Leap of faith: Off the bike McQueen, that's not how it happened

 

It’s Oscar season, which means it’s time, yet again, to ponder the significance of historical accuracy in films. The question is, each year, thrust upon us by insidious negative campaigning from rival studios.

Last year it was claimed that Argo told porkies about the British and New Zealand embassies’ un-
helpfulness to American hostages in Iran. The chatter around Zero Dark Thirty was deafening.

This year, the cinematic swiftboating (remembering a term derived from attacks on John Kerry during the 2004 presidential election) has been directed at Captain Phillips (maybe the title character wasn’t such a hero), Philomena (were the film-makers too nasty to the nuns?) and Dallas Buyers Club (the protagonist may have been a little less heterosexual than represented).

Something of this nature happens every awards season.
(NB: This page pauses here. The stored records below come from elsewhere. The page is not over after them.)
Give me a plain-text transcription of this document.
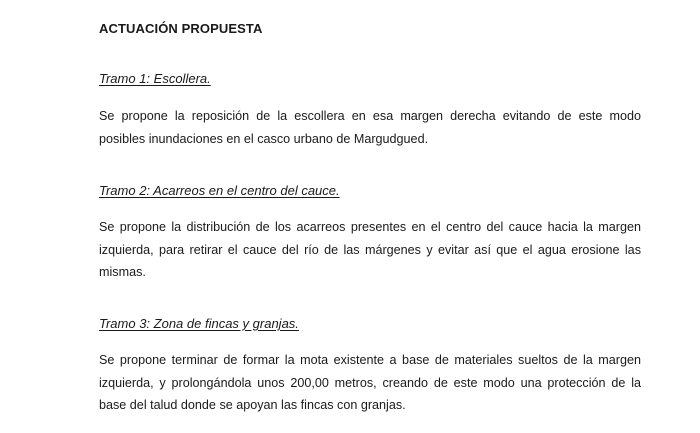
ACTUACIÓN PROPUESTA
Tramo 1: Escollera.
Se propone la reposición de la escollera en esa margen derecha evitando de este modo
posibles inundaciones en el casco urbano de Margudgued.
Tramo 2: Acarreos en el centro del cauce.
Se propone la distribución de los acarreos presentes en el centro del cauce hacia la margen
izquierda, para retirar el cauce del río de las márgenes y evitar así que el agua erosione las
mismas.
Tramo 3: Zona de fincas y granjas.
Se propone terminar de formar la mota existente a base de materiales sueltos de la margen
izquierda, y prolongándola unos 200,00 metros, creando de este modo una protección de la
base del talud donde se apoyan las fincas con granjas.
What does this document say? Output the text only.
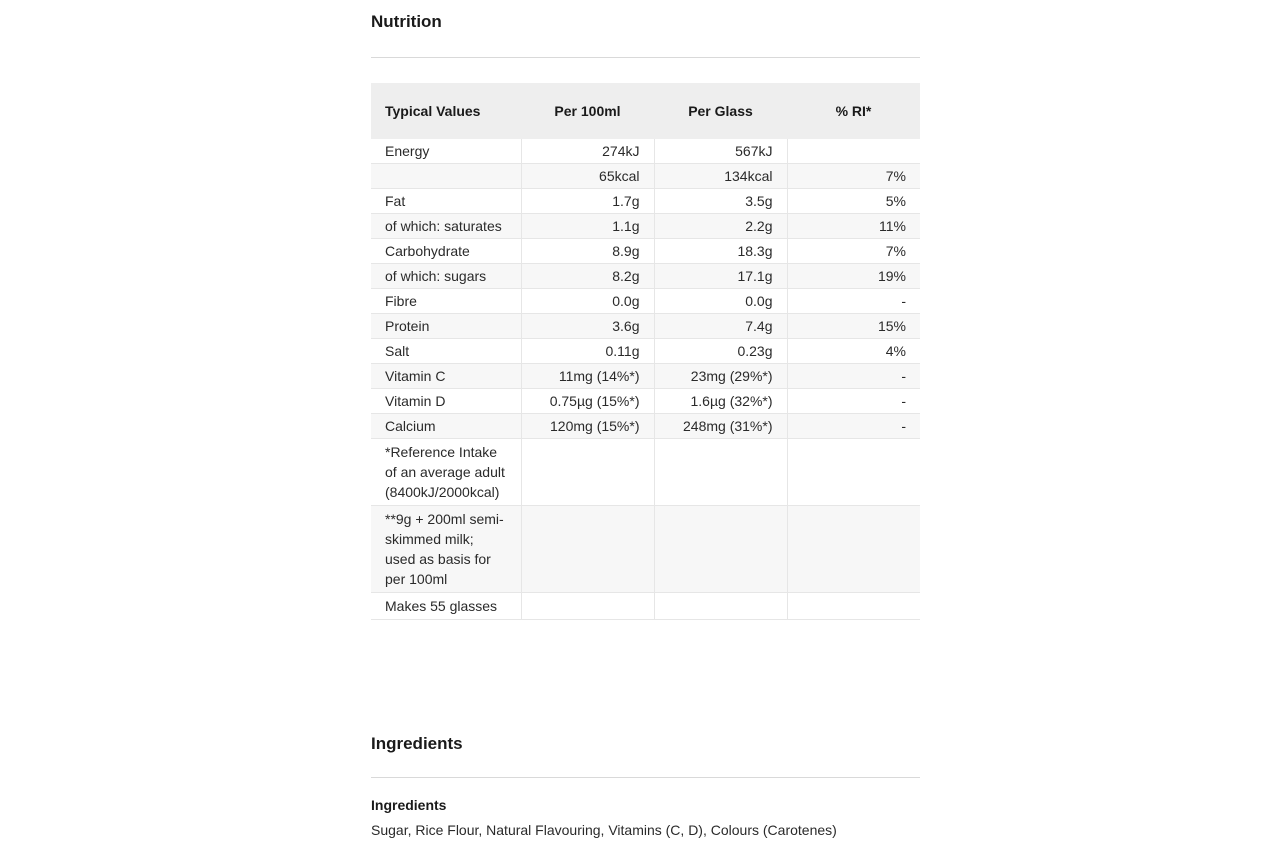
Nutrition
Typical Values	Per 100ml	Per Glass	% RI*
Energy	274kJ	567kJ	
	65kcal	134kcal	7%
Fat	1.7g	3.5g	5%
of which: saturates	1.1g	2.2g	11%
Carbohydrate	8.9g	18.3g	7%
of which: sugars	8.2g	17.1g	19%
Fibre	0.0g	0.0g	-
Protein	3.6g	7.4g	15%
Salt	0.11g	0.23g	4%
Vitamin C	11mg (14%*)	23mg (29%*)	-
Vitamin D	0.75µg (15%*)	1.6µg (32%*)	-
Calcium	120mg (15%*)	248mg (31%*)	-
*Reference Intake of an average adult (8400kJ/2000kcal)			
**9g + 200ml semi-skimmed milk; used as basis for per 100ml			
Makes 55 glasses			
Ingredients
Ingredients
Sugar, Rice Flour, Natural Flavouring, Vitamins (C, D), Colours (Carotenes)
In 2001, certain sinister forces felt it necessary to point out that John Nash, the troubled central character in A Beautiful Mind, had harboured anti-Semitic delusions. And so on.

If Gravity were a little less fictional, then “unnamed sources” would, we assume, have already suggested that Dr Ryan Stone faked her adventures in the same facility that accommodated the patently illusory Apollo “missions”. I think Bruce Dern was putting on that dementia in Nebraska. There’s nothing wrong with him, if you ask me.

It is, of course, understandable that people get concerned about certain misrepresentations in cinema. Nobody now would dare portray slavery as it was represented in Gone with the Wind: an occasionally fraught relationship between employee and firm but fair employer. If a relative were mis-
represented in a movie, then you would be within your rights to stand outside the premiere bellowing with all the other lunatics.

If, however, we are going to mark down dramatic films for factual inaccuracy, then the cupboard of classics will soon be rendered worryingly bare. Do you know that Peter O’Toole was nearly a foot taller than the real Lawrence of Arabia? Despite what you may have divined from The Great Escape, none of the former inmates of Stalag Luft III attempted to leap the Swiss border on a motorbike. Given that we’re not sure Robin Hood even existed, it’s hard to explain why Errol Flynn went to the trouble of starring in a film about him.

Here’s the thing. Popular cinema should be allowed treat history the way it used to treat source novels (before online nuts bullied screenwriters into fanatic faithfulness). The events are a mere springboard for the creation of stories suited to the cinematic medium. It’s nice if the piece holds true to historical fact, but it’s more important that it surge forward with satisfying momentum.

Shakespeare knew this. Presumably, come awards season in 1592, his rivals were pointing out that Richard III was actually a perfectly good bloke. What kind of story would that be? Give us more lies, but make them entertaining lies.